From: Mike (mike-list@pobox.com)
Date: Thu Oct 04 2007 - 22:44:43 CDT
>>> In addition, the meaning of ranges in sets like [a-z] should also be
>>> consistant with the collation used...
>>
>> I disagree with this. I think that having [a-z] magically
>> mean all characters in a particular language is asking for
>> trouble. In French, would you say that [a-z] should match
>> C WITH CEDILLA or A + ACUTE?
> Having that kind of support allows regexes to be written that match, say
> the top half of a list
> by using [a-k] etc. That's something that you can do in English today,
> but not in any other
> language. You need to decide whether extending regexs to other languages
> should allow
> such uses (in which case you think of collation elements and sorting
> order) or not.
>
> Depending on how many accented letters a language uses, writing the
> equivalent expression manually can be both tedious and error-prone.
The reason I think that [a-z] should only match the 26 code points
is that regular expressions are often used to match things like
domain name parts: [a-zA-Z0-9]([a-zA-Z0-9-]*[a-zA-Z0-9])? where
the allowed characters do not change depending on locale.
I agree that having an easy way to say "match any Swedish character",
or some range of the characters, would be useful; maybe this could be
done using something similar to the \p{} syntax for properties? I
don't want to propose anything since I haven't studied it enough yet.
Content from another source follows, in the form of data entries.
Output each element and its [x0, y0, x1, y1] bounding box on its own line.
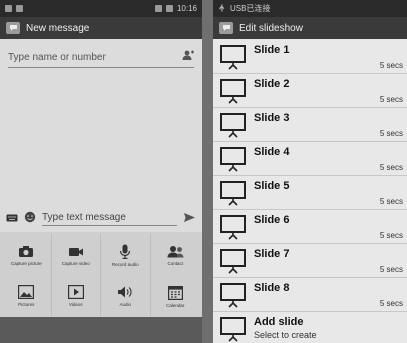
messaging-app-icon[interactable] [219, 22, 233, 34]
slideshow-icon [219, 44, 247, 75]
add-slide-title: Add slide [254, 316, 304, 328]
slide-title: Slide 1 [254, 44, 290, 56]
slide-title: Slide 6 [254, 214, 290, 226]
slide-duration: 5 secs [379, 163, 403, 172]
recipient-placeholder: Type name or number [8, 51, 106, 63]
slide-item[interactable]: Slide 8 5 secs [213, 278, 407, 312]
attach-label: Record audio [111, 261, 139, 267]
attach-capture-video[interactable]: Capture video [52, 234, 101, 276]
attach-calendar[interactable]: Calendar [151, 276, 201, 316]
slide-item[interactable]: Slide 2 5 secs [213, 74, 407, 108]
wifi-icon [154, 5, 162, 12]
attach-label: Videos [68, 302, 83, 307]
attach-pictures[interactable]: Pictures [2, 276, 52, 316]
action-bar: Edit slideshow [213, 17, 407, 39]
messaging-app-icon[interactable] [6, 22, 20, 34]
slide-item[interactable]: Slide 6 5 secs [213, 210, 407, 244]
slide-duration: 5 secs [379, 299, 403, 308]
add-slide-item[interactable]: Add slide Select to create [213, 312, 407, 343]
compose-row: Type text message [0, 208, 202, 230]
status-time: 10:16 [176, 4, 197, 13]
slideshow-icon [219, 78, 247, 109]
slide-duration: 5 secs [379, 129, 403, 138]
slideshow-icon [219, 214, 247, 245]
calendar-icon [167, 285, 183, 300]
attach-label: Capture picture [10, 260, 42, 266]
slideshow-icon [219, 248, 247, 279]
attach-audio[interactable]: Audio [101, 276, 151, 316]
attach-label: Pictures [18, 302, 35, 307]
slideshow-icon [219, 180, 247, 211]
slide-title: Slide 3 [254, 112, 290, 124]
attach-contact[interactable]: Contact [151, 234, 201, 276]
status-bar: 10:16 [0, 0, 202, 17]
slide-duration: 5 secs [379, 231, 403, 240]
slide-duration: 5 secs [379, 197, 403, 206]
usb-notification: USB已连接 [230, 4, 271, 13]
camera-icon [19, 245, 34, 257]
notification-icon [16, 5, 23, 12]
status-bar: USB已连接 [213, 0, 407, 17]
slide-duration: 5 secs [379, 95, 403, 104]
attach-label: Audio [119, 302, 131, 307]
screen-title: Edit slideshow [239, 22, 303, 34]
signal-icon [165, 5, 173, 12]
attach-label: Calendar [166, 302, 185, 308]
picture-icon [18, 285, 35, 299]
add-slide-subtitle: Select to create [254, 330, 317, 340]
video-camera-icon [68, 247, 83, 256]
play-icon [67, 285, 84, 299]
attach-record-audio[interactable]: Record audio [101, 234, 151, 276]
attach-videos[interactable]: Videos [52, 276, 101, 316]
slideshow-icon [219, 316, 247, 343]
bottom-bar [0, 317, 202, 343]
slide-title: Slide 4 [254, 146, 290, 158]
slide-list: Slide 15 secs Slide 25 secs Slide 35 secs S… [213, 40, 407, 343]
attach-label: Capture video [61, 260, 90, 266]
slide-title: Slide 8 [254, 282, 290, 294]
add-contact-icon[interactable] [182, 50, 194, 64]
emoji-icon[interactable] [24, 210, 36, 228]
attach-capture-picture[interactable]: Capture picture [2, 234, 52, 276]
slide-item[interactable]: Slide 4 5 secs [213, 142, 407, 176]
usb-icon [218, 4, 226, 14]
action-bar: New message [0, 17, 202, 39]
speaker-icon [118, 286, 132, 298]
new-message-screen: 10:16 New message Type name or number Ty… [0, 0, 202, 343]
slide-item[interactable]: Slide 7 5 secs [213, 244, 407, 278]
recipient-field[interactable]: Type name or number [8, 47, 194, 68]
slide-title: Slide 5 [254, 180, 290, 192]
slide-item[interactable]: Slide 1 5 secs [213, 40, 407, 74]
slideshow-icon [219, 282, 247, 313]
message-input[interactable]: Type text message [42, 212, 177, 226]
attach-label: Contact [167, 260, 183, 266]
screen-title: New message [26, 22, 90, 34]
slide-title: Slide 2 [254, 78, 290, 90]
microphone-icon [120, 244, 131, 259]
notification-icon [5, 5, 12, 12]
slideshow-icon [219, 146, 247, 177]
send-icon[interactable] [183, 210, 196, 228]
slide-title: Slide 7 [254, 248, 290, 260]
slide-duration: 5 secs [379, 265, 403, 274]
slide-item[interactable]: Slide 5 5 secs [213, 176, 407, 210]
slide-item[interactable]: Slide 3 5 secs [213, 108, 407, 142]
contact-icon [167, 245, 184, 257]
keyboard-icon[interactable] [6, 210, 18, 228]
slide-duration: 5 secs [379, 61, 403, 70]
attachment-panel: Capture picture Capture video Record aud… [0, 232, 202, 317]
slideshow-icon [219, 112, 247, 143]
edit-slideshow-screen: USB已连接 Edit slideshow Slide 15 secs Slide… [213, 0, 407, 343]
>> It's my opinion that ranges inside [] should be simple binary
>> order. If you want to do anything fancier, there should be
>> new syntax for it.
> That, or an option?
I would be ok with it being an option.
> Now, other than for canonical decompositions (and conjoining Jamo), I've
> not seen an example that informs me of why it is useful for a regex
> package to be able to match 'ch' as if it were a single code point. Can
> somebody please present a simple example that shows an important use
> case that can't be realized if regexes are limited to a single character
> (plus *canonical* equivalents).
I don't know the reason -- I just implemented all the features
required for level 1 and level 2 conformance, and part of level 2
is being able to do this.
> After all, the atomic elements for writing would be the 'c' and 'h', it
> is only for the purpose of some other text operations that 'ch' are
> (sometimes) considered a unit.
I used to be fluent in written Spanish, but despite that, I never
considered ch, ll, or rr to be single characters. I think I did
a Spanish crossword once where ch went into a single square.